Ruby Gotchas: parsing modifiers

Have you ever come across this Ruby quirk?

foo if foo=1

You might expect it to return 1, but what it actually does is fail with the message NameError: undefined local variable or method `foo' for main:Object

There is a reason, and it makes a certain kind of sense. Allow me to explain.

To start: Ruby reads scripts from left-to-right, top-to-bottom.

Consider the interpreter. When it sees a word like foo it has to decide whether it’s a local variable or a function call (it already knows it’s not a keyword, constant, instance variable, global variable, etc. because of syntax rules.) If we’re in a method, the initial set of local variables are the method parameters; otherwise it’s empty. Thereafter, local variables are added whenever the interpreter sees an assignment (e.g. foo = 1)

Now back to the code: let’s step through an approximation of how the Ruby interpreter sees it.

1.   parsed: []
     vars:   []
     code:   foo if foo=1
     cursor:^
   

   Since vars is empty, foo can’t be a variable, therefore it must be a function.

2.   parsed: [function('foo')]
     vars:   []
     code:   foo if foo=1
     cursor:    ^

   if is a keyword, which is allowed as a modifier after a function call.

3.   parsed: [function('foo'), modifier('if',...)]
     vars:   []
     code:   foo if foo=1
     cursor:       ^

   foo= is an assignment, so we can add foo to the list of variables.

4.   parsed: [function('foo'), modifier('if',assign('foo',...))]
     vars:   ['foo']
     code:   foo if foo=1
     cursor:           ^

   The right-hand side of the assignment is an integer literal.

5.   parsed: [function('foo'), modifier('if',assign('foo',1))]
     vars:   ['foo']
     code:   foo if foo=1
     cursor:             ^

   We’ve hit the end of the input; we’re done.

If I were to convert that ‘parsed’ input into an unambiguous canonical form, according to standard precedence and actual execution order, it might look something like this:

tmp = (foo = 1)
if tmp
  foo()
end

We can verify that the interpreter is reading that foo as a function by actually creating said function, and demonstrating that it’s being executed:

def foo()
  :bar
end

foo if foo=1
#=> :bar

To “fix” it we have to tell the parser it’s a variable, by assigning beforehand. We could do this the ugly way:

foo = nil
foo if foo=1

...but a better way would be to be more explicit.
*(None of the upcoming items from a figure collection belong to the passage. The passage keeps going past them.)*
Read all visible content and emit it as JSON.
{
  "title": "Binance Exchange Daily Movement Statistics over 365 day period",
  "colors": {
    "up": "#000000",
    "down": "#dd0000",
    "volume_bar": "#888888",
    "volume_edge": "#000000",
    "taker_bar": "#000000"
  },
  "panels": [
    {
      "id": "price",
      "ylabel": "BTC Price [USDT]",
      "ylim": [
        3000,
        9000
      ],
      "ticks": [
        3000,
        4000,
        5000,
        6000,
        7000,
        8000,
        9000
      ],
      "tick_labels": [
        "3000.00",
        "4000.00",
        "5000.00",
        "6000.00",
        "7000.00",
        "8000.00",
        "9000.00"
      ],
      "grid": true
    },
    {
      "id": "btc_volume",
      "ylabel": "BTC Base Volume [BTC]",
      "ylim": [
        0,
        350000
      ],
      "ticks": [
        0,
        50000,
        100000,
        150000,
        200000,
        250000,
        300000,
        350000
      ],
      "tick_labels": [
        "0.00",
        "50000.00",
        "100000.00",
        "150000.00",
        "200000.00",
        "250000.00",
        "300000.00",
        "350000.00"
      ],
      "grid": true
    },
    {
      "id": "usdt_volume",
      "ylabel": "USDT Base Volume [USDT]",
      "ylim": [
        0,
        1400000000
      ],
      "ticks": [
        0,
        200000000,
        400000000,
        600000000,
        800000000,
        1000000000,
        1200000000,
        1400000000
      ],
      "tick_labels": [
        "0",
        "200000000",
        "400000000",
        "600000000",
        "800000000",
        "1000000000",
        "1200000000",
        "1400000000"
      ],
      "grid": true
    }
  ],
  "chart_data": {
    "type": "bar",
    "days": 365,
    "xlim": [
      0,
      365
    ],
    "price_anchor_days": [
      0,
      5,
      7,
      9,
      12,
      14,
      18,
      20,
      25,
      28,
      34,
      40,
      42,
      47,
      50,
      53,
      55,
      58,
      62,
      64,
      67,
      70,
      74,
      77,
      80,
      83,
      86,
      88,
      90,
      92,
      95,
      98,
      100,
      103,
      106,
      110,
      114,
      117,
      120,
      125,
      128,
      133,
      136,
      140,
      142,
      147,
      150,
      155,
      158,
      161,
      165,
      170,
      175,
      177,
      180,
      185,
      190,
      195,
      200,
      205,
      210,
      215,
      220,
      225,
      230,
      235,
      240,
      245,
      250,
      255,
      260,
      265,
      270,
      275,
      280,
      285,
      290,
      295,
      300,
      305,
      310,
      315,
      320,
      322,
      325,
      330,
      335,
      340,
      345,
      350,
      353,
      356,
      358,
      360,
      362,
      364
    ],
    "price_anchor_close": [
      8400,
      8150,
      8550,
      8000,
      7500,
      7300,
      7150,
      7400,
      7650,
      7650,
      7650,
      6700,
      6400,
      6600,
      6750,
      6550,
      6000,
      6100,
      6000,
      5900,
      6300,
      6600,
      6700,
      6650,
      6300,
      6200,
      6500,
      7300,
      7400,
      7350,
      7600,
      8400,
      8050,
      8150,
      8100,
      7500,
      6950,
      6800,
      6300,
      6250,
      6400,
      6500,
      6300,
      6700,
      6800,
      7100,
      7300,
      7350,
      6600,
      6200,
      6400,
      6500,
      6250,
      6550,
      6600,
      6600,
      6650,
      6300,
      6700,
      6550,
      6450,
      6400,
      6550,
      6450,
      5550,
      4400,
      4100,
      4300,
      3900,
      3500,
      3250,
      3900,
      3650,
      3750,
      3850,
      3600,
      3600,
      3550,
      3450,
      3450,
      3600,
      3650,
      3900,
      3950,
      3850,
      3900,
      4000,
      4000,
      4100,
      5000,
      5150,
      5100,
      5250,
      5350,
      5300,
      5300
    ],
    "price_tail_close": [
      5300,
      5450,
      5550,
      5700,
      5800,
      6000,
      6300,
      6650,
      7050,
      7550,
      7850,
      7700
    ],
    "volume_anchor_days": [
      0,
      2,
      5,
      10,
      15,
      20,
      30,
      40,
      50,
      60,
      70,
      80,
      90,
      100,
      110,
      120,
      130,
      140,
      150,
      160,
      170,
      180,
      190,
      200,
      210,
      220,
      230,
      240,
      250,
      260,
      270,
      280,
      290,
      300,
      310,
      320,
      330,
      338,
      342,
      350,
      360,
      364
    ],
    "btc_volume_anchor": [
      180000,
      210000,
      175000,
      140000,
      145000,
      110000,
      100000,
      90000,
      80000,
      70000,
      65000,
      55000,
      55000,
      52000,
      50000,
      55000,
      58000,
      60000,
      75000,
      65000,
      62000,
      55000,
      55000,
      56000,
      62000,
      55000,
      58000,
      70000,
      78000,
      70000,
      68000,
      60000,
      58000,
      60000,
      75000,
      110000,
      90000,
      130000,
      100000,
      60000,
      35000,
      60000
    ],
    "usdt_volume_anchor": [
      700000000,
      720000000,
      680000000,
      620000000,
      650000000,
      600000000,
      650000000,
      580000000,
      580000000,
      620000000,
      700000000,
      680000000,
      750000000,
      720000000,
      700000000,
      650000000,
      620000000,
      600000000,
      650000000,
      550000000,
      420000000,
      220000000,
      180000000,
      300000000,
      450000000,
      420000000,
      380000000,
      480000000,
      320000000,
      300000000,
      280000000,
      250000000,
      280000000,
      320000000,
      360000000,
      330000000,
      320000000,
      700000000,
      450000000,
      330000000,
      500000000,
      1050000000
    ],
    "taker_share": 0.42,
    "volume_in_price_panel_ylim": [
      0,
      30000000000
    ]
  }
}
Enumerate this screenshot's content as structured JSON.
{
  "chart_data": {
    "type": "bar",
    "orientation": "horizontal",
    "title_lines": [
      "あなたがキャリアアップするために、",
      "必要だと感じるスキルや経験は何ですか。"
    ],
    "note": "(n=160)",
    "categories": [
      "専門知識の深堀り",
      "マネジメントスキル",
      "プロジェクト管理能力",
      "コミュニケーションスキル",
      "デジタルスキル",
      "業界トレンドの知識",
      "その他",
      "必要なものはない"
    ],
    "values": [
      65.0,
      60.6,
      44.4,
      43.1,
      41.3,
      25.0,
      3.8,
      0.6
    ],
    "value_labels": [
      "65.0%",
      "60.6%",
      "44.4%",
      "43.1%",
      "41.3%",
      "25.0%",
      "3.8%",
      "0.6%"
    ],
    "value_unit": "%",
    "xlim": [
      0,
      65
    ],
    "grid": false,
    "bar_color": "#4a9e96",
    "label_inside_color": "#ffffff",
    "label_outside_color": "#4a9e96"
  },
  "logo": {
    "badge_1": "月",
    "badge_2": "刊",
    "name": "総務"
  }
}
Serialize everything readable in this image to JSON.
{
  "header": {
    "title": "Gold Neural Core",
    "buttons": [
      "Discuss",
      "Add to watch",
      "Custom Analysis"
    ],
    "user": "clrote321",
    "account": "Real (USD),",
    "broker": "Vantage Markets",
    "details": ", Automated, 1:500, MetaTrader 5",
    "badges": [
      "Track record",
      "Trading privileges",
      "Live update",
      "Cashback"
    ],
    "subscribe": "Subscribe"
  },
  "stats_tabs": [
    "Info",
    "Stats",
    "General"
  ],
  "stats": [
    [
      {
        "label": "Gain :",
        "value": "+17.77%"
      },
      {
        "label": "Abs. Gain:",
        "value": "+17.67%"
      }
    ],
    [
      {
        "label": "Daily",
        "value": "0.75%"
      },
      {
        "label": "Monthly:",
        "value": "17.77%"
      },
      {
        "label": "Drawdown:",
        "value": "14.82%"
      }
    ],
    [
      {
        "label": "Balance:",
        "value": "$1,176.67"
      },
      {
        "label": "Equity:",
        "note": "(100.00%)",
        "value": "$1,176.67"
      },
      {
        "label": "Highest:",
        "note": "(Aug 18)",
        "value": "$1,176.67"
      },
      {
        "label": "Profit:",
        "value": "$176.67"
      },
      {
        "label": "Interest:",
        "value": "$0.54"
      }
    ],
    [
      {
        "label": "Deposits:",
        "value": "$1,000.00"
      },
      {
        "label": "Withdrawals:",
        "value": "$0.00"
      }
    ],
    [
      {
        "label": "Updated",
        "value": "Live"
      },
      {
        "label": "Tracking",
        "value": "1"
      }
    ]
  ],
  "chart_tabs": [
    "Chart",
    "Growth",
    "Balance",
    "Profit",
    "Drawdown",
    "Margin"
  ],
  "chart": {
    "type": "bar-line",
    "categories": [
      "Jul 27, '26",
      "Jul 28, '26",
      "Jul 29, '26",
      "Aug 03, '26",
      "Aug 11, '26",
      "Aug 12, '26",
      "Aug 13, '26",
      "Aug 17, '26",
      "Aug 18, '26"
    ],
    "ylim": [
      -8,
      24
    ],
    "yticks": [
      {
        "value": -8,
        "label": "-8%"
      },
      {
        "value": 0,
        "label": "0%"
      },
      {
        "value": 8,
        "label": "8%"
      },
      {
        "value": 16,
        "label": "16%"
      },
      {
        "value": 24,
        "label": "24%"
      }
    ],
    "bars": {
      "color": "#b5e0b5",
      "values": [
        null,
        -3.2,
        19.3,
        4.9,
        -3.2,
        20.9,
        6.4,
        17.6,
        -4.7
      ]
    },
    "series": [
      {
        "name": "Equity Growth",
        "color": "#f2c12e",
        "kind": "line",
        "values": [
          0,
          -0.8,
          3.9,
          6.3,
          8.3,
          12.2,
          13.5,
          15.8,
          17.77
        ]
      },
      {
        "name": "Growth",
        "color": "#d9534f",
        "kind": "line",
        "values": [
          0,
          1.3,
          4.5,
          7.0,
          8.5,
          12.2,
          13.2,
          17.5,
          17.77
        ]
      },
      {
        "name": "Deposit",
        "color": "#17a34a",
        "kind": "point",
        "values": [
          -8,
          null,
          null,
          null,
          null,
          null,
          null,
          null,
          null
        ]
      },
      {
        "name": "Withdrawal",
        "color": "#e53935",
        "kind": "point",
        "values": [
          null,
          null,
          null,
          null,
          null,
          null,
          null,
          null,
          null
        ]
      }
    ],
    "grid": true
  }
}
Assignment in a condition is a bit dodgy (and Ruby even spits out a warning saying “found = in conditional, should be ==” – a strong hint that this is something to avoid), and in this case in particular, the intention of the line is a bit unclear. We can simultaneously fix it and make it more prosaic, without adding too much verbosity, thus:

foo=1
foo if foo

As a rule of thumb, only use simple predicates in modifiers.

• Ruby reads left-to-right, so you should write your execution left-to-right. (The code at the end of the line shouldn't execute before the code at the start*.)
• It’s hard to understand complex conditions, and we rarely expect them to have side-effects.
• It’s not that bad to capture the result of a complex operation in a temporary variable and test that.